ISO/TS 15066 in Plain English: Force Limits, Tooling, and Real-World Examples

When collaborative robots first entered factories, many engineers assumed that “safe collaboration” simply meant running robots slower. In reality, true safety is governed by measurable physical limits — and that’s what ISO/TS 15066 defines. This technical specification translates theory into numbers: how much force, pressure, and speed a cobot can apply without harming a human. Here’s a practical breakdown, free from jargon.

What ISO/TS 15066 Covers

ISO/TS 15066 supplements ISO 10218 by setting quantitative thresholds for human–robot contact. It defines acceptable force and pressure limits for 29 body regions, measured under controlled test conditions. It also explains how to test, validate, and document compliance — essential steps for any manufacturer or integrator deploying collaborative robots.

The goal is not to eliminate all contact, but to ensure any contact is non-injurious. These values form the benchmark for collaborative modes like Power and Force Limiting (PFL).

How Force and Pressure Limits Work

Each part of the human body has a different tolerance. For example:

• Hand and arm: higher limits, typically up to 140 N transient force.
• Head and face: far lower — around 65 N transient force.
• Joints and soft tissue: critical areas; should be avoided entirely.

When designing collaborative applications, always consider the contact type (transient or quasi-static) and the contact area. The same force applied by a sharp edge vs. a rounded surface produces very different pressure values.

Tooling Design for Safety

The end-effector often determines whether a cobot stays within safe limits. To meet ISO/TS 15066:

• Use rounded, padded, or soft tooling materials.
• Eliminate sharp corners and protruding bolts.
• Use force sensors or compliant mechanisms when possible.
• Design gripping surfaces to release parts safely during collision.

Tool mass is another key variable — a lightweight gripper at low speed may pass, while the same motion with a heavier tool could exceed safe limits. Always verify combined kinetic energy.

Measuring and Validating Compliance

Validation requires measurement. Specialized force and pressure measuring devices simulate human tissue to verify that contact values stay below ISO/TS 15066 limits. Common procedures include:

1. Measuring contact forces at different speeds and payloads.
2. Checking compliance for each robot posture and path.
3. Documenting results in the project’s safety file.

Manufacturers must retain this documentation — it’s proof of compliance during audits, insurance checks, or CE/UKCA certification processes.

Real-World Example: Packaging Line Deployment

One European SME integrated a cobot for packaging cosmetic bottles. During validation, initial readings exceeded 180 N due to tool weight. After redesigning the gripper with lightweight composite material and adding torque limits in software, contact forces dropped to 90 N — fully compliant with ISO/TS 15066. The project passed inspection and improved throughput by 18 %.

Another Example: Shared Welding Station

In a collaborative welding setup, the cobot operates only while the operator is behind a defined zone. Safety scanners enforce Speed and Separation Monitoring (SSM), switching to PFL mode only during part handover. This dual-mode design reduced safety stops by 30 % while maintaining full compliance.

Best Practices Checklist

• Base all safety settings on actual force measurement, not guesswork.
• Design tooling first, validate early, and iterate before production.
• Train operators to recognize the meaning of visual indicators (speed, mode, warnings).
• Revalidate whenever tool mass, speed, or workspace boundaries change.

Related Articles

• Cobot Safety in 2025: A Practical Playbook for Fast, Compliant Deployments
• From Risk Assessment to Run Time: How to Make Collaborative Robots Truly Safe
• 10 Cobot Safety Mistakes SMEs Still Make — And How to Fix Them
• Cobot Cells That Scale: Modular Fencing, Light Curtains, and Safe Sensors

Quick Q&A

Q: Does ISO/TS 15066 replace ISO 10218?
A: No. ISO 10218 defines general robot safety; ISO/TS 15066 adds collaborative-specific thresholds and testing methods.

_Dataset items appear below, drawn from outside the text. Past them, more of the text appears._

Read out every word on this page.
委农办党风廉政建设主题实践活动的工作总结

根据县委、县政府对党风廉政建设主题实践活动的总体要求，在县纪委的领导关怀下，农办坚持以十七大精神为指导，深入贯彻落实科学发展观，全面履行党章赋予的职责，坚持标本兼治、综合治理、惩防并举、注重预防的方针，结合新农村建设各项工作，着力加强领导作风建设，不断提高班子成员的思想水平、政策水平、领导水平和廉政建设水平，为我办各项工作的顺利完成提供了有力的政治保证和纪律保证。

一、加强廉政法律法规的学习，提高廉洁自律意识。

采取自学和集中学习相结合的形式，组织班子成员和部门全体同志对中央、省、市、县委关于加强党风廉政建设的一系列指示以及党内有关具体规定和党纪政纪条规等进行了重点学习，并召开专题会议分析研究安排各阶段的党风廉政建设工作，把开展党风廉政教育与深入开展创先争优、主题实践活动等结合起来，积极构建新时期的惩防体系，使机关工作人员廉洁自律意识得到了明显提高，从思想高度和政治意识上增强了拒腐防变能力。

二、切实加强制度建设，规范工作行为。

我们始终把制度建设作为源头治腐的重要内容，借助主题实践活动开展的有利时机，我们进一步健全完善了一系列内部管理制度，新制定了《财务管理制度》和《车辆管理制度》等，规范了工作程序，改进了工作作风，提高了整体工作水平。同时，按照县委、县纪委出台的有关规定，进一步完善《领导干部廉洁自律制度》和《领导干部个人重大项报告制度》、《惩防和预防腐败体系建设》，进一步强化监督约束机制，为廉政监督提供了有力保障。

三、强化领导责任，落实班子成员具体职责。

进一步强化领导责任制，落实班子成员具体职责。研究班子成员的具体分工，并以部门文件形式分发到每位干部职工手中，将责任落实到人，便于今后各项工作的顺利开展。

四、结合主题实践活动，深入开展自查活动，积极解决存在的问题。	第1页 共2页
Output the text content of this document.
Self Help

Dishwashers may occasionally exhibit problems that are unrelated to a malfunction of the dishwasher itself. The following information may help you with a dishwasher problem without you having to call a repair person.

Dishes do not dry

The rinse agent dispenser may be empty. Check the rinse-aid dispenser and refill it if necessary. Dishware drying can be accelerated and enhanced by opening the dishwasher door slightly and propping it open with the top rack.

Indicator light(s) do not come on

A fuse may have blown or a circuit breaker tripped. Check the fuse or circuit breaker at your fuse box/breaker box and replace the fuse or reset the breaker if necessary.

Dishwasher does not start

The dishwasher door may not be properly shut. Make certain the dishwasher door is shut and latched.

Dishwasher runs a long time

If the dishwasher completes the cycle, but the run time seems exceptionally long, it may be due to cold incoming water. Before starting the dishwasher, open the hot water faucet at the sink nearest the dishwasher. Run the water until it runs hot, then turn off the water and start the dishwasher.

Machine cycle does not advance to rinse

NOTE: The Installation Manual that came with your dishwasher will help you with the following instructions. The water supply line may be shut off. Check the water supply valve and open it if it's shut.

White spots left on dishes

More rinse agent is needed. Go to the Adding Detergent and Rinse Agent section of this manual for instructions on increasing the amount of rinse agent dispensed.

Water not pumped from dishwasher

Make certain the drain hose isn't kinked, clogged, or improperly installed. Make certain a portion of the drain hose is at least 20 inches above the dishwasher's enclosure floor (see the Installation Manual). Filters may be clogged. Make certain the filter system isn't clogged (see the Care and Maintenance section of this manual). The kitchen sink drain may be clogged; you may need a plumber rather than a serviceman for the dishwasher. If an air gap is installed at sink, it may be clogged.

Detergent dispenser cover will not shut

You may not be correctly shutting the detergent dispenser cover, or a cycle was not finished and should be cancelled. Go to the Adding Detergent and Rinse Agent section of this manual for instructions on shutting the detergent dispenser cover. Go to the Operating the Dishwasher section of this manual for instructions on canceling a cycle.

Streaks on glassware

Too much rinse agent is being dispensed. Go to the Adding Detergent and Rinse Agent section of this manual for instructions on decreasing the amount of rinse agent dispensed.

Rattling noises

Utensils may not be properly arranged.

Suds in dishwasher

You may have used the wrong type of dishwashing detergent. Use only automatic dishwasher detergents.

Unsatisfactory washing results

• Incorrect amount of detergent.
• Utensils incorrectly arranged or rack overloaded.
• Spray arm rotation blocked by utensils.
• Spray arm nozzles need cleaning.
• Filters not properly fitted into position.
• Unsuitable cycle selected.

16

Q: How do I know if my cobot meets force limits?
A: You must perform physical tests using a compliant measuring device — software limits alone aren’t sufficient proof.

Q: How often should compliance be rechecked?
A: At least annually or whenever significant changes in tooling, speed, or workspace occur.

Conclusion

ISO/TS 15066 gives manufacturers a practical, measurable way to make collaboration genuinely safe. By applying its force and pressure limits, validating real-world contact, and designing smart tooling, integrators can ensure cobots work safely — not just theoretically, but every shift, every day.